La pensée du ciel nous est nécessaire et vitale. Qu’elle soit une libération indispensable au milieu de cette vie quotidienne si lourde à porter, au milieu de ces préoccupations qui risquent de nous enliser, de nous prendre tout entiers, de faire de nous des esclaves.
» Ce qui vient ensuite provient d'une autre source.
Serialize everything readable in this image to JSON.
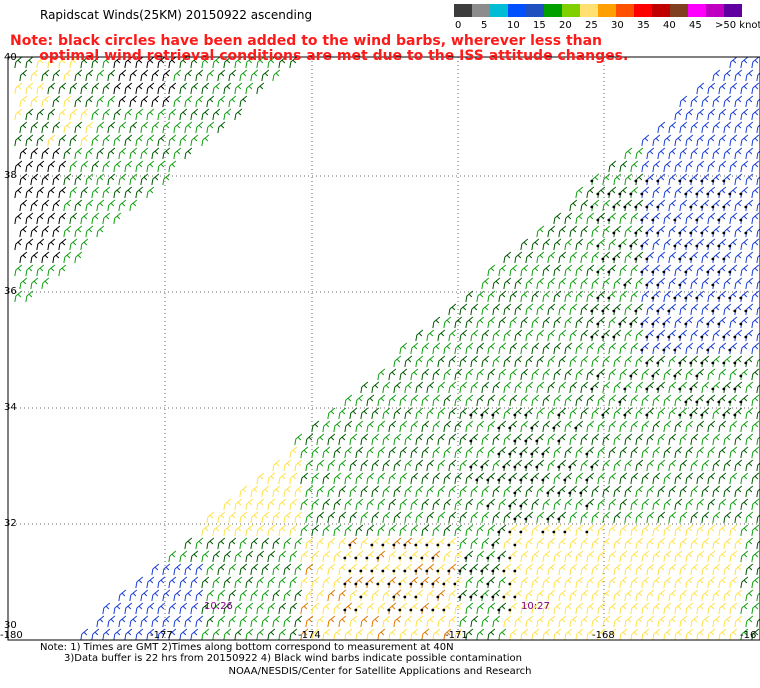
{
  "title": "Rapidscat Winds(25KM) 20150922 ascending",
  "note": "Note: black circles have been added to the wind barbs, wherever less than\n      optimal wind retrieval conditions are met due to the ISS attitude changes.",
  "colorbar": {
    "colors": [
      "#3c3c3c",
      "#8c8c8c",
      "#00bcd4",
      "#0050ff",
      "#2050c0",
      "#00a000",
      "#80d000",
      "#ffe070",
      "#ffa000",
      "#ff5000",
      "#ff0000",
      "#c00000",
      "#804020",
      "#ff00ff",
      "#c000c0",
      "#6000a0"
    ],
    "labels": [
      "0",
      "5",
      "10",
      "15",
      "20",
      "25",
      "30",
      "35",
      "40",
      "45",
      ">50 knots"
    ]
  },
  "axes": {
    "lat_labels": [
      "40",
      "38",
      "36",
      "34",
      "32",
      "30"
    ],
    "lon_labels": [
      "-180",
      "-177",
      "-174",
      "-171",
      "-168",
      "-16"
    ]
  },
  "annotations": [
    "10:26",
    "10:27"
  ],
  "footer": {
    "line1": "Note: 1) Times are GMT 2)Times along bottom correspond to measurement at 40N",
    "line2": "3)Data buffer is 22 hrs from 20150922 4) Black wind barbs indicate possible contamination",
    "credit": "NOAA/NESDIS/Center for Satellite Applications and Research"
  },
  "swath_colors": {
    "blue": "#1a3fd6",
    "green": "#13a013",
    "dark_green": "#005a00",
    "yellow": "#ffe24d",
    "orange": "#e07a00",
    "black": "#000000"
  }
}
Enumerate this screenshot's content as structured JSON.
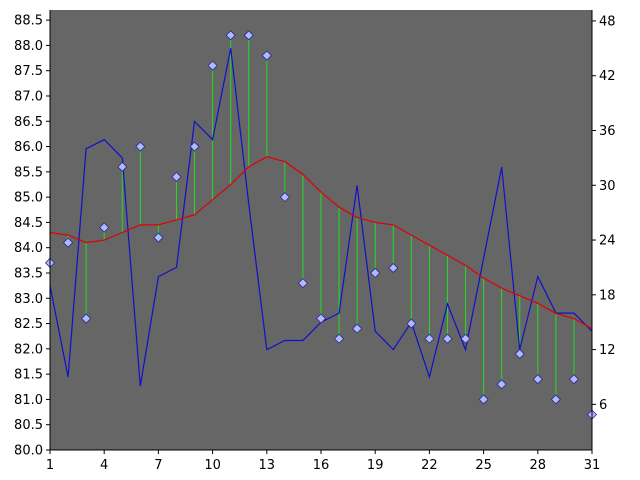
{
  "chart_data": {
    "type": "line",
    "x": [
      1,
      2,
      3,
      4,
      5,
      6,
      7,
      8,
      9,
      10,
      11,
      12,
      13,
      14,
      15,
      16,
      17,
      18,
      19,
      20,
      21,
      22,
      23,
      24,
      25,
      26,
      27,
      28,
      29,
      30,
      31
    ],
    "x_ticks": [
      1,
      4,
      7,
      10,
      13,
      16,
      19,
      22,
      25,
      28,
      31
    ],
    "left_axis": {
      "range": [
        80.0,
        88.7
      ],
      "ticks": [
        80.0,
        80.5,
        81.0,
        81.5,
        82.0,
        82.5,
        83.0,
        83.5,
        84.0,
        84.5,
        85.0,
        85.5,
        86.0,
        86.5,
        87.0,
        87.5,
        88.0,
        88.5
      ],
      "tick_labels": [
        "80.0",
        "80.5",
        "81.0",
        "81.5",
        "82.0",
        "82.5",
        "83.0",
        "83.5",
        "84.0",
        "84.5",
        "85.0",
        "85.5",
        "86.0",
        "86.5",
        "87.0",
        "87.5",
        "88.0",
        "88.5"
      ]
    },
    "right_axis": {
      "range": [
        1,
        49.2
      ],
      "ticks": [
        6,
        12,
        18,
        24,
        30,
        36,
        42,
        48
      ],
      "tick_labels": [
        "6",
        "12",
        "18",
        "24",
        "30",
        "36",
        "42",
        "48"
      ]
    },
    "grid": false,
    "series": [
      {
        "type": "scatter",
        "axis": "left",
        "marker": "diamond",
        "color": "#b0b8ff",
        "values": [
          83.7,
          84.1,
          82.6,
          84.4,
          85.6,
          86.0,
          84.2,
          85.4,
          86.0,
          87.6,
          88.2,
          88.2,
          87.8,
          85.0,
          83.3,
          82.6,
          82.2,
          82.4,
          83.5,
          83.6,
          82.5,
          82.2,
          82.2,
          82.2,
          81.0,
          81.3,
          81.9,
          81.4,
          81.0,
          81.4,
          80.7
        ]
      },
      {
        "type": "line",
        "axis": "left",
        "color": "#e00000",
        "values": [
          84.3,
          84.25,
          84.1,
          84.15,
          84.3,
          84.45,
          84.45,
          84.55,
          84.65,
          84.95,
          85.25,
          85.6,
          85.8,
          85.7,
          85.45,
          85.1,
          84.8,
          84.6,
          84.5,
          84.45,
          84.25,
          84.05,
          83.85,
          83.65,
          83.4,
          83.2,
          83.05,
          82.9,
          82.7,
          82.6,
          82.4
        ]
      },
      {
        "type": "line",
        "axis": "right",
        "color": "#1010cc",
        "values": [
          19,
          9,
          34,
          35,
          33,
          8,
          20,
          21,
          37,
          35,
          45,
          28,
          12,
          13,
          13,
          15,
          16,
          30,
          14,
          12,
          15,
          9,
          17,
          12,
          22,
          32,
          12,
          20,
          16,
          16,
          14
        ]
      }
    ],
    "drop_lines": {
      "color": "#22dd22",
      "from": "moving-average line",
      "to": "scatter points"
    }
  },
  "colors": {
    "plot_background": "#666666",
    "page_background": "#ffffff",
    "axis": "#000000"
  }
}
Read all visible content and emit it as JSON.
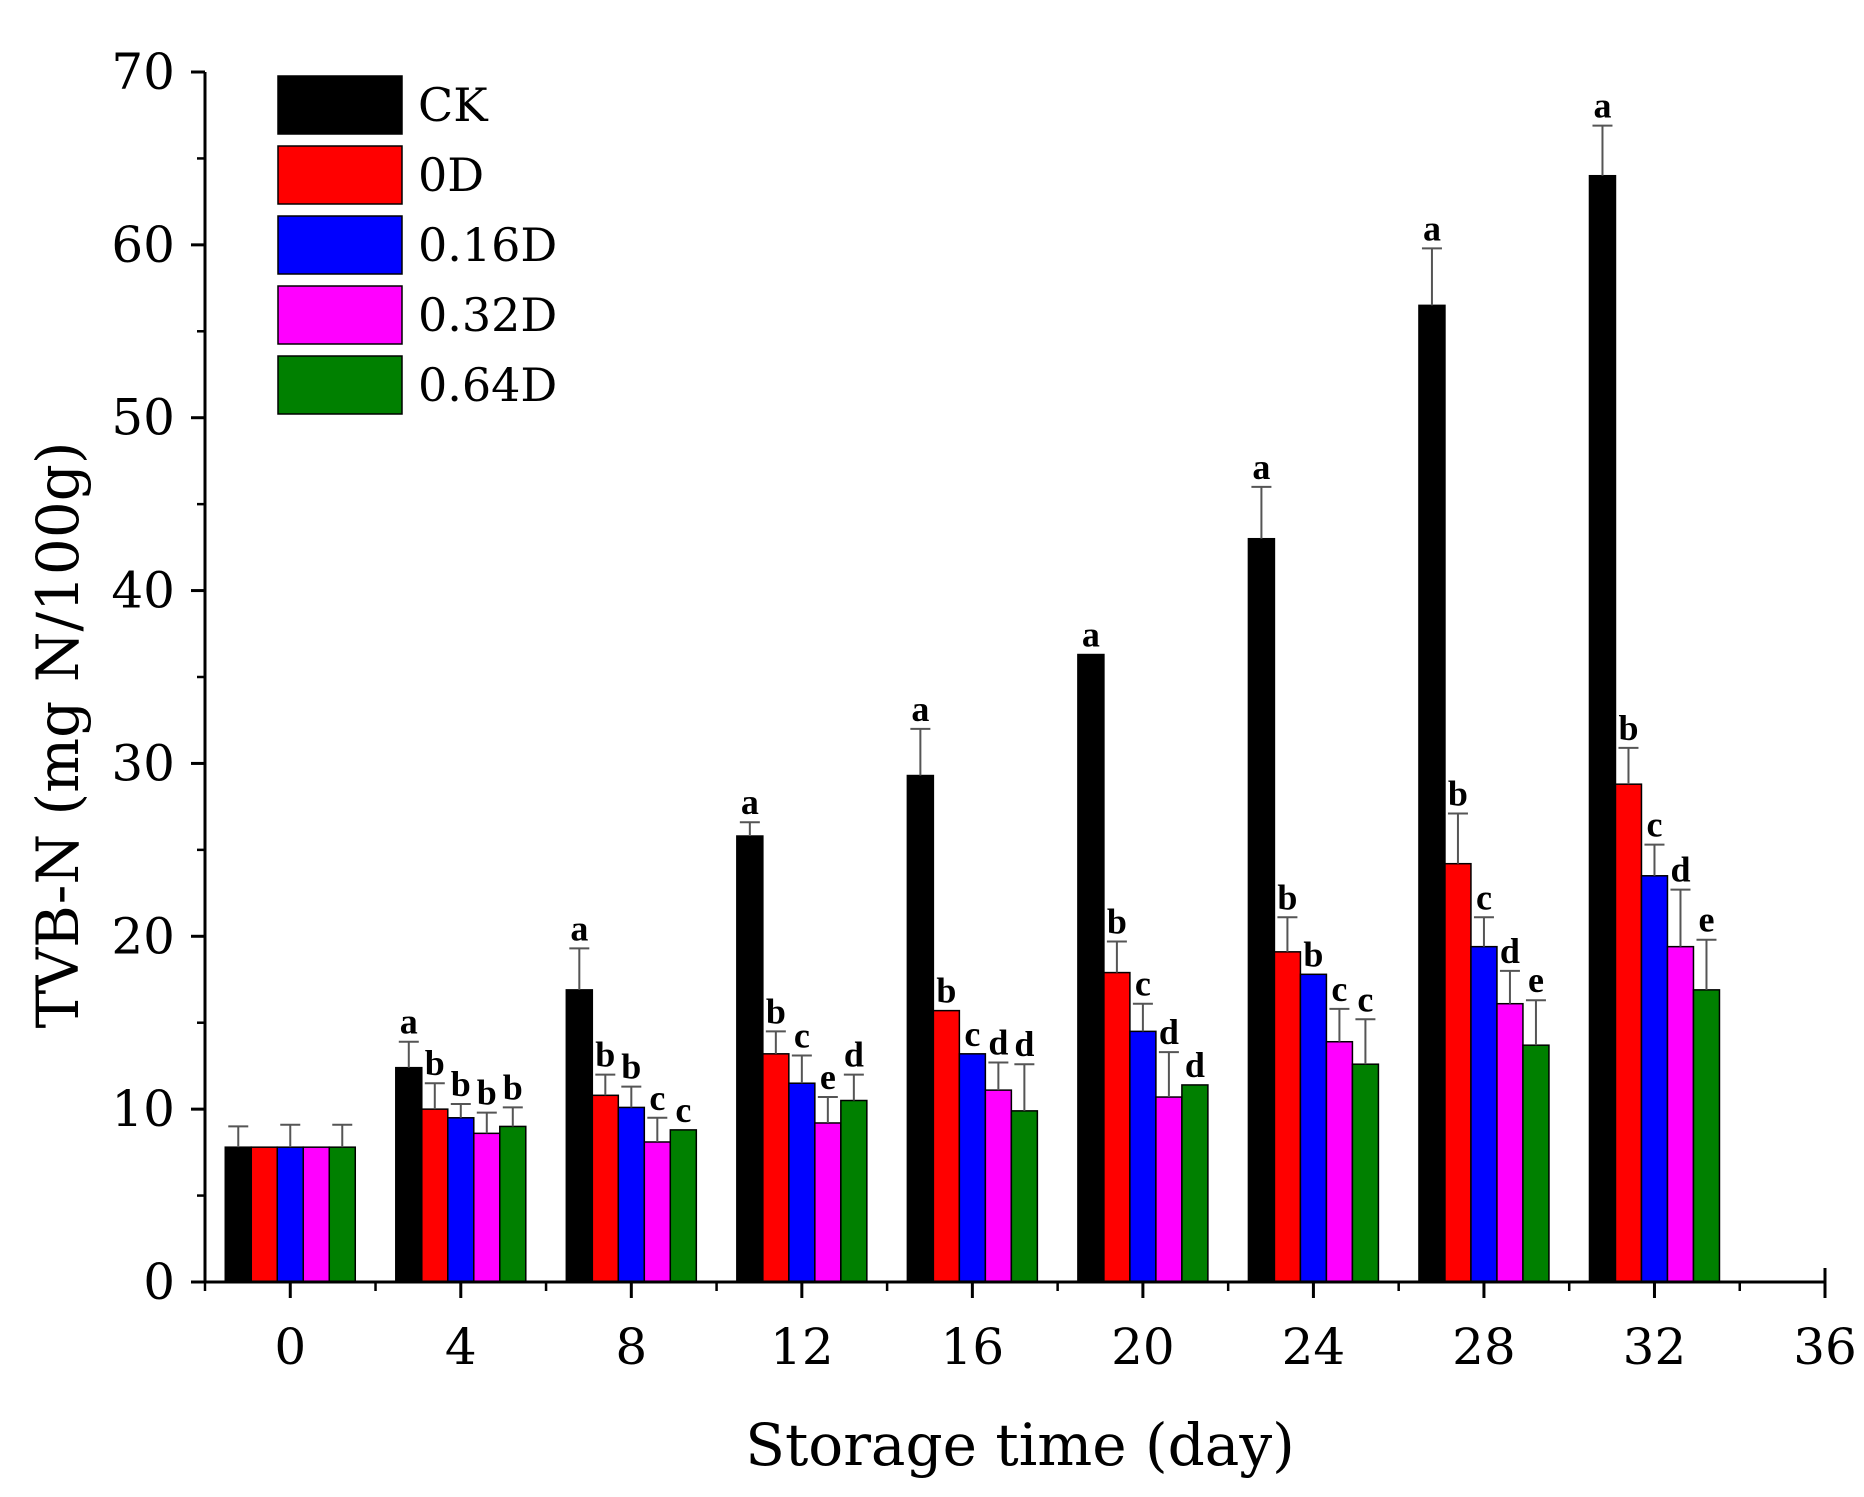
{
  "chart_data": {
    "type": "bar",
    "xlabel": "Storage time (day)",
    "ylabel": "TVB-N (mg N/100g)",
    "xlim": [
      -2,
      36
    ],
    "ylim": [
      0,
      70
    ],
    "x_ticks": [
      0,
      4,
      8,
      12,
      16,
      20,
      24,
      28,
      32,
      36
    ],
    "y_ticks": [
      0,
      10,
      20,
      30,
      40,
      50,
      60,
      70
    ],
    "categories": [
      0,
      4,
      8,
      12,
      16,
      20,
      24,
      28,
      32
    ],
    "legend_position": "top-left",
    "series": [
      {
        "name": "CK",
        "color": "#000000",
        "values": [
          7.8,
          12.4,
          16.9,
          25.8,
          29.3,
          36.3,
          43.0,
          56.5,
          64.0
        ],
        "errors": [
          1.2,
          1.5,
          2.4,
          0.8,
          2.7,
          0,
          3.0,
          3.3,
          2.9
        ],
        "letters": [
          "",
          "a",
          "a",
          "a",
          "a",
          "a",
          "a",
          "a",
          "a"
        ]
      },
      {
        "name": "0D",
        "color": "#ff0000",
        "values": [
          7.8,
          10.0,
          10.8,
          13.2,
          15.7,
          17.9,
          19.1,
          24.2,
          28.8
        ],
        "errors": [
          0,
          1.5,
          1.2,
          1.3,
          0,
          1.8,
          2.0,
          2.9,
          2.1
        ],
        "letters": [
          "",
          "b",
          "b",
          "b",
          "b",
          "b",
          "b",
          "b",
          "b"
        ]
      },
      {
        "name": "0.16D",
        "color": "#0000ff",
        "values": [
          7.8,
          9.5,
          10.1,
          11.5,
          13.2,
          14.5,
          17.8,
          19.4,
          23.5
        ],
        "errors": [
          1.3,
          0.8,
          1.2,
          1.6,
          0,
          1.6,
          0,
          1.7,
          1.8
        ],
        "letters": [
          "",
          "b",
          "b",
          "c",
          "c",
          "c",
          "b",
          "c",
          "c"
        ]
      },
      {
        "name": "0.32D",
        "color": "#ff00ff",
        "values": [
          7.8,
          8.6,
          8.1,
          9.2,
          11.1,
          10.7,
          13.9,
          16.1,
          19.4
        ],
        "errors": [
          0,
          1.2,
          1.4,
          1.5,
          1.6,
          2.6,
          1.9,
          1.9,
          3.3
        ],
        "letters": [
          "",
          "b",
          "c",
          "e",
          "d",
          "d",
          "c",
          "d",
          "d"
        ]
      },
      {
        "name": "0.64D",
        "color": "#008000",
        "values": [
          7.8,
          9.0,
          8.8,
          10.5,
          9.9,
          11.4,
          12.6,
          13.7,
          16.9
        ],
        "errors": [
          1.3,
          1.1,
          0,
          1.5,
          2.7,
          0,
          2.6,
          2.6,
          2.9
        ],
        "letters": [
          "",
          "b",
          "c",
          "d",
          "d",
          "d",
          "c",
          "e",
          "e"
        ]
      }
    ]
  }
}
Elle est surtout nécessaire dans les épreuves de notre vie et même simplement pour que nous ayons le courage de vivre.

La merveille de l’espérance chrétienne est qu’empêchant le désespoir, elle nous interdit aussi l’évasion. Penser au ciel ne fait pas de nous des déserteurs du chantier terrestre qui nous réclame. C’est simplement en luttant contre l’injustice, en faisant que l’existence soit moins cruelle aux éprouvés, aux faibles, à ceux que la société ou le système écrase, c’est en rendant la terre plus fraternellement habitable que nous gagnons le ciel espéré. Le chrétien est celui qui, avec les matériaux grossiers et fragiles d’aujourd’hui, construit l’édifice impérissable.

N’est-ce pas la pensée de Dieu qui donne à notre existence cette dimension en profondeur faute de laquelle la vie serait absurde ?

N’est-ce pas la quête de ce qui est en haut qui donne un sens à la vie éphémère, c’est-à-dire tout ensemble une signification et une orientation, une réponse à la question récurrente et inévitable : pourquoi agir ? Pourquoi vivre ? En effet, à quoi bon marcher si le chemin conduit à une impasse ? A quoi bon agir librement si toute action est vaine ? Les chrétiens, croyant au lendemain qui chante, le lendemain éternel, savent que leur devoir est de le préparer aujourd’hui.

Fixons donc nos regards au ciel et réalisons la consigne que nous donne l’abbé Henri de Tourville, ce penseur chrétien, dans cette expression paradoxale mais si profonde : « habitons le présent en hommes venus de l’avenir. » Ce sera le meilleur moyen d’accomplir notre métier d’hommes.